Já agora: ao longo de quase dez anos, nunca ouvi um colega a verbalizar em público a reivindicação da contagem integral do tempo de serviço “congelado”, para efeitos de progressão na carreira. O que se escutava amiúde era o desejo – desesperado – de receber os subsídios (nem que fosse apenas um; nem que fosse apenas metade); ou o de recuperar a possibilidade de um vencimento sem cortes nem sobretaxas; ou o de finalmente ver o tempo de serviço a contar para se progredir nos escalões… 
Por outro lado, é evidente que o governo não pode autorizar alguns ministérios a conceder a recuperação integral do tempo congelado e impedir outros de igual prática, como infelizmente (e desastradamente) aconteceu. O que me parece razoável é propor um modelo faseado, ao longo de seis-sete anos, em que os maiores prejudicados pelo congelamento do tempo perdido sejam ressarcidos, por exemplo com a diminuição dos anos de permanência nos escalões ou com a aceleração no acesso à reforma. Tenho colegas (dedicados, assíduos, competentes, exemplares até) que sem este tempo contado nunca chegarão ao décimo escalão. E há colegas contratados que sem este tempo vêem adiada para as calendas a sua entrada efectiva na carreira. Não deve ser assi, Não pode ser assim. 
Para terminar: enojam-me as virgens ofendidas que maldosamente colocam em Tiago Brandão Rodrigues as culpas de tudo o que professores sofreram e estão a sofrer. Certa direita, que odeia sindicatos e não sabe o que é pagar-lhes quotas, quer que Mário Nogueira seja mais exigente e mais assertivo. Em última análise, esta direita sonha com a queda do governo. Do ponto de vista de alguns docentes, creio mesmo que tal queda poderia configurar uma espécie de justiça poética: se o governo de Costa caísse, viriam outros (não exactamente novos) tempos; e com Assunção Cristas, por exemplo, outros actores tomariam o palco para tomar decisões. É isso que querem? 

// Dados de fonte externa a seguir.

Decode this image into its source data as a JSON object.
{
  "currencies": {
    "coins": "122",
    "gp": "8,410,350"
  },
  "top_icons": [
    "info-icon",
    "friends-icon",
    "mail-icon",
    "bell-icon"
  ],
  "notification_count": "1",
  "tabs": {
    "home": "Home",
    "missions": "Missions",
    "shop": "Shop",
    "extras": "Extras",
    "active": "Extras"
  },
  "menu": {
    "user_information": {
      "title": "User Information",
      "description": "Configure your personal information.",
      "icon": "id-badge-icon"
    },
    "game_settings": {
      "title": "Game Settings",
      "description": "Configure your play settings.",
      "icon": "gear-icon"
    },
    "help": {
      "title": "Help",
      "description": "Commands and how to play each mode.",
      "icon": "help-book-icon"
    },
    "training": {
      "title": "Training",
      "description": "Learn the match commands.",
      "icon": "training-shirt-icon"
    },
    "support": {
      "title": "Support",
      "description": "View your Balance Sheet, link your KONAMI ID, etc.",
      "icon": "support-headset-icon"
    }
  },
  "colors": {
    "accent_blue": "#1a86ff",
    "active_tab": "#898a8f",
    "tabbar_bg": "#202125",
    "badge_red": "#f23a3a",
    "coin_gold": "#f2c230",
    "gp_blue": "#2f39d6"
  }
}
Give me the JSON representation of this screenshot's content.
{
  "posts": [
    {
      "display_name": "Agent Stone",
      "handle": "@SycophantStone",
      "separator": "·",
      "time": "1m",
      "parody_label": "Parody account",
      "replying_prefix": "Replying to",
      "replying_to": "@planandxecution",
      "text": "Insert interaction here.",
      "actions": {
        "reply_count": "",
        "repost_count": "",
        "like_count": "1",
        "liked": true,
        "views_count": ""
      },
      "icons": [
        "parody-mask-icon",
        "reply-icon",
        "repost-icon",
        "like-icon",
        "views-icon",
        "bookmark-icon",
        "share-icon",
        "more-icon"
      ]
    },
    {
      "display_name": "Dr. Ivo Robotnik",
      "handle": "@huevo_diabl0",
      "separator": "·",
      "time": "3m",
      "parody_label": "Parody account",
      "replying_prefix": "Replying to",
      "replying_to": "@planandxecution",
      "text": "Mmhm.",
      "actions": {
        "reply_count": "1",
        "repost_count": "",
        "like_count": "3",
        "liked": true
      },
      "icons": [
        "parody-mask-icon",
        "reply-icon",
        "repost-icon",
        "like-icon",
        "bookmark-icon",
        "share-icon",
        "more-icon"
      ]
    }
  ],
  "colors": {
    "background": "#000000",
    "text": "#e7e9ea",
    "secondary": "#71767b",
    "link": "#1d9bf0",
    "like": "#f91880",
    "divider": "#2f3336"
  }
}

Coimbra, 09 de Junho de 2018. 
Joaquim Jorge Carvalho 
[Esta crónica foi publicada no semanário O Ribatejo, edição de 14 de Junho de 2018. A imagem (uma ponte, pois claro) foi colhida, com a devida vénia, em http://www.pngtree.com.]

1 comentário:

Paulo Pinto disse...

Assino por baixo. Custa-me, num momento em que sabemos que a situação económica e financeira está bem melhor mas longe de ser desafogada (não só pela dívida acumulada, mas também pela incerteza sobre os tempos mais austeros que seguramente voltarão), em que já recuperámos alguma coisa e há vontade política de continuar nessa senda, e também quando se impõem enormes investimentos na saúde e na revitalização do interior para prevenir a desertificação e as catástrofes de Verão (para só falar nessas duas tarefas inadiáveis e que beneficiam o País na sua totalidade), custa-me, digo, que reivindicações justas mas pouco realistas dêem de nós uma imagem de egoísmo de classe. Também me custa, por outro lado, a postura dominante nos principais partidos políticos: os que governam a deturpar números e realidades de modo a manipularem a opinião pública contra os docentes; os que dizem apoiar quem governa a empurrar os professores para a frente e a borrifar-se para as consequências que nunca serão eles a ter de remediar; os da oposição com o discurso cínico de pôr tudo ao barulho para daí tirar proveito eleitoral. Apetece a gente meter-se num buraco e esperar que o bom senso milagrosamente triunfe. Portugal tem mesmo de ganhar ao Uruguai.